Quem conta um conto #20 Aquelas paredes
Entrou pela casa que não era sua, na calada da noite. Tremia de ansiedade, o estômago revolto lembrava-lhe que a última vez que ali tinha estado sentira que seria a última. E ali estava ela, como que dando um passo atrás na esperança de ainda conseguir recuperar o que naquelas quatro paredes se perdera, algures, sem que tenha percebido como ou porquê.
Como não percebera?
Ainda sentia o seu cheiro no ar, e as memórias da última noite ali naquele espaço ainda estavam muito presentes. Mas as suas coisas já não estavam como as deixara. As suas coisas que outrora enchiam prateleiras e davam o toque feminino àquelas paredes estavam agora em sacos, devidamente arrumados num canto da casa, como se nada daqueles objetos tivessem feito realmente parte daquelas paredes, um dia. Achou, um dia, que aquelas paredes também eram um pouco suas, mas percebeu que nunca foram realmente. Queria encher novamente a casa de cor, de paixão, de amor, mas apenas ouvia silêncio. Queria sentir o calor que outrora sentiu, mas o frio ar, gelou-lhe os pensamentos, as sensações, os ossos. Aquela terrível sensação de perda... Queria chorar. Queria chorar mas sabia que não deveria, para não estragar a forma como se queria mostrar. Queria esperar firme e forte, apesar de estar mais assustada que uma criança pequena na casa fantasma. Engoliu cada lágrima, sentiu cada uma como uma facada bem firme na alma, no coração. Achou que aquele amor um dia prometido lhe pertencera um dia, hoje já não tinha essa certeza.
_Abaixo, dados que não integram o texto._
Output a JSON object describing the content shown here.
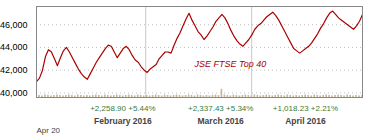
{
  "chart_data": {
    "type": "line",
    "series": [
      {
        "name": "JSE FTSE Top 40",
        "type": "line",
        "color": "#aa0000",
        "values": [
          41000,
          41300,
          42000,
          43200,
          43800,
          43600,
          43000,
          42400,
          43100,
          43700,
          44000,
          43600,
          43100,
          42600,
          42100,
          41700,
          41400,
          41200,
          41700,
          42200,
          42700,
          43100,
          43500,
          43900,
          44200,
          44100,
          43600,
          43100,
          43500,
          43900,
          44100,
          43800,
          43300,
          42900,
          42700,
          42300,
          42000,
          41800,
          42100,
          42300,
          42500,
          43000,
          43300,
          43600,
          43600,
          43500,
          44200,
          44800,
          45300,
          45900,
          46500,
          47000,
          46400,
          45900,
          45400,
          45100,
          44700,
          45000,
          45400,
          45800,
          46300,
          46600,
          46900,
          46600,
          46100,
          45500,
          45000,
          44600,
          44300,
          44100,
          44400,
          44700,
          45100,
          45600,
          45900,
          46100,
          46400,
          46700,
          46900,
          47100,
          46800,
          46400,
          45900,
          45400,
          44900,
          44400,
          43900,
          43700,
          43500,
          43700,
          43900,
          44100,
          44400,
          44800,
          45200,
          45700,
          46100,
          46600,
          47000,
          47200,
          46900,
          46600,
          46400,
          46200,
          46000,
          45800,
          45600,
          45900,
          46300,
          46900
        ]
      },
      {
        "type": "bar",
        "color": "#c8b89a",
        "values": [
          39757.5,
          39780,
          39735,
          39825,
          39780,
          39735,
          39780,
          39825,
          39780,
          39735,
          39780,
          39825,
          39780,
          39735,
          39825,
          39780,
          39735,
          39780,
          39735,
          39780,
          39825,
          39780,
          39735,
          39825,
          39780,
          39735,
          39780,
          39825,
          39780,
          39735,
          39780,
          39825,
          39780,
          39735,
          39825,
          39780,
          39735,
          39780,
          39735,
          39780,
          39825,
          39780,
          39735,
          39825,
          39780,
          39735,
          39780,
          39825,
          39780,
          39735,
          39780,
          39825,
          39780,
          39735,
          39825,
          39780,
          39735,
          39780,
          39735,
          39780,
          39825,
          39780,
          40320,
          39825,
          39780,
          39735,
          39825,
          39780,
          39735,
          39780,
          39825,
          39780,
          39735,
          39825,
          39780,
          39735,
          39780,
          39825,
          39780,
          39735,
          39780,
          39825,
          39780,
          39735,
          39825,
          39780,
          39735,
          39780,
          39735,
          39780,
          39825,
          39780,
          39735,
          39825,
          39780,
          39735,
          39780,
          39825,
          39780,
          39735,
          39780,
          39825,
          39780,
          39735,
          39825,
          39780,
          39735,
          39780,
          39735,
          39780
        ]
      }
    ],
    "annotations": [
      "Apr 20"
    ],
    "sections": [
      {
        "label": "February 2016",
        "change": "+2,258.90 +5.44%",
        "color": "#3a7a3a"
      },
      {
        "label": "March 2016",
        "change": "+2,337.43 +5.34%",
        "color": "#3a7a3a"
      },
      {
        "label": "April 2016",
        "change": "+1,018.23 +2.21%",
        "color": "#3a7a3a"
      }
    ],
    "ylim": [
      39600,
      47600
    ],
    "yticks": [
      {
        "value": 40000,
        "label": "40,000"
      },
      {
        "value": 42000,
        "label": "42,000"
      },
      {
        "value": 44000,
        "label": "44,000"
      },
      {
        "value": 46000,
        "label": "46,000"
      }
    ],
    "grid": true,
    "legend": false
  }
}
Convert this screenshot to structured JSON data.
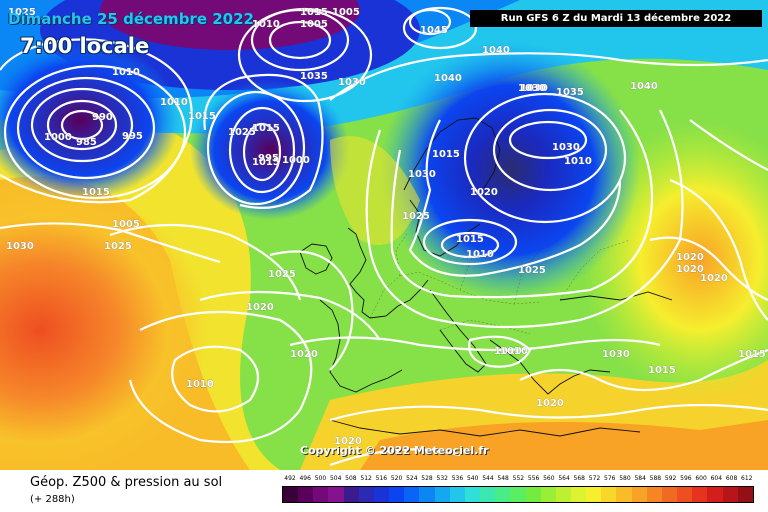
{
  "header": {
    "date": "Dimanche 25 décembre 2022",
    "time": "7:00 locale",
    "run": "Run GFS 6 Z du Mardi 13 décembre 2022"
  },
  "footer": {
    "title": "Géop. Z500 & pression au sol",
    "lead": "(+ 288h)",
    "copyright": "Copyright © 2022 Meteociel.fr"
  },
  "isobar_labels": [
    "1025",
    "1015",
    "1010",
    "1005",
    "1005",
    "1045",
    "1040",
    "1035",
    "1030",
    "1030",
    "1040",
    "1035",
    "1040",
    "1015",
    "1010",
    "1010",
    "990",
    "1000",
    "985",
    "995",
    "1015",
    "1025",
    "1015",
    "1000",
    "995",
    "1015",
    "1030",
    "1025",
    "1030",
    "1010",
    "1015",
    "1005",
    "1025",
    "1030",
    "1020",
    "1030",
    "1015",
    "1010",
    "1020",
    "1025",
    "1025",
    "1020",
    "1020",
    "1020",
    "1020",
    "1015",
    "1010",
    "1030",
    "1020",
    "1015",
    "1015",
    "1020",
    "1010",
    "1010",
    "1010"
  ],
  "legend": {
    "values": [
      "492",
      "496",
      "500",
      "504",
      "508",
      "512",
      "516",
      "520",
      "524",
      "528",
      "532",
      "536",
      "540",
      "544",
      "548",
      "552",
      "556",
      "560",
      "564",
      "568",
      "572",
      "576",
      "580",
      "584",
      "588",
      "592",
      "596",
      "600",
      "604",
      "608",
      "612"
    ],
    "colors": [
      "#3a003a",
      "#58005a",
      "#740a78",
      "#85128e",
      "#3a1c8e",
      "#2a2ab4",
      "#1a33d6",
      "#0b45f0",
      "#0a64f5",
      "#0a86f5",
      "#15a8f2",
      "#22c6ec",
      "#30dfd8",
      "#3ae8b0",
      "#4aec88",
      "#5aee62",
      "#74ec3e",
      "#9aee36",
      "#bef032",
      "#def230",
      "#f6ee2e",
      "#f8d62a",
      "#f8bc28",
      "#f8a226",
      "#f68624",
      "#f26a22",
      "#ee4e20",
      "#e4341e",
      "#d41e1c",
      "#b8141a",
      "#941016"
    ]
  }
}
No silêncio das paredes, conseguiu ouvi-los lá longe, muito baixinho. As brincadeiras toscas, os risos de meninos, as apalpadelas surpresas, os beijos inesperados, os abraços sofridos. Aquelas paredes tinham testemunhado tudo. Promessas, surpresas e brincadeiras, mas também sofrimento, mentiras e lágrimas. Olhou mais uma vez e conseguiu até mesmo vê-los a correr pela casa. Quem os via sempre dizia: Não se comportam com a idade que têm.
Mas hoje já não corriam, deambulavam afastados. Quem os visse não diriam que eram os mesmos meninos de outrora. Cúmplices. Matreiros. Quem os visse hoje já não veria como antigamente brilhavam os seus olhos.
O brilho perdido...
Entrou pela casa que não era sua, na calada da noite sem saber o que esperava encontrar. Sabia que já nada poderia encontrar, apenas vazio. Mas reconheceu, assim que ouviu a chave a rodar a porta, com ele do outro lado, a entrar naquela que era a sua casa, a força que pretendia e precisava para quem sabe a chama daquelas paredes voltar a encontrar.